Jack Kerouac, c’est l’inventeur de la beat generation. La publication en 1957 de son roman Sur la route allait impressionner durablement toute une frange de la jeunesse américaine et européenne. Son mot l’ordre : « Lâchez tout, partez sur les routes ». Avec lui, la « virée frénétique », le « stop » prenaient une dimension littéraire.
Les écrivains de la beat generation sont issus de la bohème de San Francisco. Outre Kerouac, les plus intéressants ont pour noms : Allen Ginsberg, William Burroughs, Gregori Corso et Lawrence Ferlinghetti. Ensemble, au cours des années 1950-1960, ils ont marquer profondément la vie intellectuelle américaine. Leurs références ? Les auteurs du « décrochage » ; ceux pour qui la poésie est une manière de vivre : Whitman, mais aussi Baudelaire et Rimbaud. Et puis les stylistes. Joyce, et bien sûr Céline. Ginsberg fut si frappé par l’auteur du Voyage au bout de la nuit, qu’il obtint, grâce à Michel Mohrt, de le rencontrer dans sa villa de Meudon ; et Kerouac, dans un Cahier de l’Herne consacré au docteur Destouches ne cacha pas combien il avait été influencé par celui-ci.
Partisans d’une « expression spontanée » nourrie de toutes les expériences, les « beats » rejoignent la démarche de certains surréalistes comme Michaux ou Antonin Artaud. En effet, le mysticisme oriental, le rêve, la drogue, sont des thèmes qu’ils affectionnent et auxquels il convient d’ajouter celui, typiquement américain, du vagabondage.

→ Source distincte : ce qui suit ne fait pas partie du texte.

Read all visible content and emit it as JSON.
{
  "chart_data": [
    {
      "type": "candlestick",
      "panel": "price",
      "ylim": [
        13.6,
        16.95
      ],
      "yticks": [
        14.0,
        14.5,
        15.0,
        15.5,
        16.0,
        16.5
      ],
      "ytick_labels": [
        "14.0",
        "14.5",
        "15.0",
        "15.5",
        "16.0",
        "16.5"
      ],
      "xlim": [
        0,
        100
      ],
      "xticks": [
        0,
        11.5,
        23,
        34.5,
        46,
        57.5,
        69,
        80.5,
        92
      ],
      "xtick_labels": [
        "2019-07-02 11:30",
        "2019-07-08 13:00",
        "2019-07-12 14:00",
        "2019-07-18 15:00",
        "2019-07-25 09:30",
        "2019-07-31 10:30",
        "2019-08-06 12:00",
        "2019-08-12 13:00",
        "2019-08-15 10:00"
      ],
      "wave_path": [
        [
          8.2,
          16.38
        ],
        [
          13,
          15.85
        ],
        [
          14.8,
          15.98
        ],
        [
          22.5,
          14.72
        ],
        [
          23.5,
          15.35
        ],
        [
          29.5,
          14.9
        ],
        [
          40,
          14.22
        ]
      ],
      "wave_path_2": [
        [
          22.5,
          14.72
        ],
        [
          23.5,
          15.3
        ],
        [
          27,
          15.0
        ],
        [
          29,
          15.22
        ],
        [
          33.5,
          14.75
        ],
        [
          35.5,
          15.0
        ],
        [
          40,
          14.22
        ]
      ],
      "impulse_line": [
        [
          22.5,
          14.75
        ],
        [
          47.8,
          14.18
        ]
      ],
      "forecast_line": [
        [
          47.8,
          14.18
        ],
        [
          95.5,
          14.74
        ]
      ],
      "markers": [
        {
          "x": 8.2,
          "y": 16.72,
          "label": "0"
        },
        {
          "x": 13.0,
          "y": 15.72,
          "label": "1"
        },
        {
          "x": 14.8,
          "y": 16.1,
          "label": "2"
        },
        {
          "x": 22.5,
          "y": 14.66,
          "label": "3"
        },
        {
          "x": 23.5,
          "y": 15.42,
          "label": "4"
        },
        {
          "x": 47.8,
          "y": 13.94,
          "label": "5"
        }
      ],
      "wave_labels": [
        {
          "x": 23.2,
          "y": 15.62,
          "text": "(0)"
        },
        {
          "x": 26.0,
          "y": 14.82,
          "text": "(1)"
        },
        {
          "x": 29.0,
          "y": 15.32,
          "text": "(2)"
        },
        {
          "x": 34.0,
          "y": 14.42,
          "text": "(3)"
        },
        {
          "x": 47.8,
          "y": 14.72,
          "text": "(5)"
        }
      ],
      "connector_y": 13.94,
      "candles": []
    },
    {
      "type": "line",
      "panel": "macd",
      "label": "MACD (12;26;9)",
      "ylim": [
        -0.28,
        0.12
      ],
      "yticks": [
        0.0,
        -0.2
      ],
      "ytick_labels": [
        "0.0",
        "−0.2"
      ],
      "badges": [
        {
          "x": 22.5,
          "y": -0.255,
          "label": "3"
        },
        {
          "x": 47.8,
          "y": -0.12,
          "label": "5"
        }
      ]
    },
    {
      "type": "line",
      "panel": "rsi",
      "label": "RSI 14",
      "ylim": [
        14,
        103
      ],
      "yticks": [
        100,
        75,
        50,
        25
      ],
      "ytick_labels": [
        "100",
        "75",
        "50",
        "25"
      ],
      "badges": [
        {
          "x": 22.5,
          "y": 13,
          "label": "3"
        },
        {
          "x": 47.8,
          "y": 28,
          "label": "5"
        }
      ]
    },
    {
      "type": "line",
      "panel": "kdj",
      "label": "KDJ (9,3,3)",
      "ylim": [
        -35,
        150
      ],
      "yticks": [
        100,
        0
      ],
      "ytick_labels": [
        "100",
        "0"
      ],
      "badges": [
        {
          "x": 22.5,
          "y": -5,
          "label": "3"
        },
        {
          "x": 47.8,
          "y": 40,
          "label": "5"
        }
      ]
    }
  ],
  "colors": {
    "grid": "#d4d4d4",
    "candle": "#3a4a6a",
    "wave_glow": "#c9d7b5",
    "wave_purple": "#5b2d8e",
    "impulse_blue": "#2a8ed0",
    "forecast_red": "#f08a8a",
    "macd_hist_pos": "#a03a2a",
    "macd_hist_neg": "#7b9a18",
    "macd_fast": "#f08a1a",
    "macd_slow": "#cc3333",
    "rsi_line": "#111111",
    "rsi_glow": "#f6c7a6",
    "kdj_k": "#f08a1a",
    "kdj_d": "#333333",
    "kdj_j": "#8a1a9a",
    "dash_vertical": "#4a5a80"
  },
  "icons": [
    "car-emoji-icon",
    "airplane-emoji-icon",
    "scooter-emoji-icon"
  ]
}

Les écrivains « beats » ne sont pas des politiques. Pourtant, certains d’entre eux sont sans conteste habités par une sensibilité de gauche ou plus exactement gauchiste. C’est le cas pour Ginsberg, Corso et Ferlinghetti – auteur de Tyrannus Nix, recueil de poèmes violemment hostiles au président Nixon. Pour ne se réclamer d’aucun système ni d’aucune idéologie précise, ces « anarcho-communistes » n’en ont pas moins pris parti avec tapage contre leur pays au moment de la guerre du Vietnam. Kerouac, lui, s’est toujours senti spontanément réactionnaire. Fort gênée, la critique française s’est, dans un bel ensemble, abstenue d’évoquer ce fait. Une bonne raison pour découvrir cette face cachée du « roi des beats ».
Le « petit agneau Jésus »
Jack Kerouac est né à Lowell, dans le Massachusetts, en 1922, d’une famille catholique d’origine canadienne française. L’éducation chrétienne qu’il reçut laissa en lui des traces profondes. Dans Visions de Gérard (1963), son roman le plus religieux, Kerouac, le chef de file des « beats », les entretient de la Vierge Marie. Du reste, il en voulut sans cesse à l’écrivain Norman Mailer d’avoir déblatéré sur la mort de Dieu. Sa passion pour le bouddhisme zen ne lui fit jamais renier sa foi catholique. C’est ainsi qu’il explique au poète Philip Whalen les consolations et la paix qu’il trouvait à prier sainte Thérèse et « le petit agneau Jésus ». Plus d’une fois, dans son balluchon d’errant, il lui arrivait d’emporter une Bible ou une image de Notre-Dame de Guadalupe pour laquelle il avait la plus grande dévotion.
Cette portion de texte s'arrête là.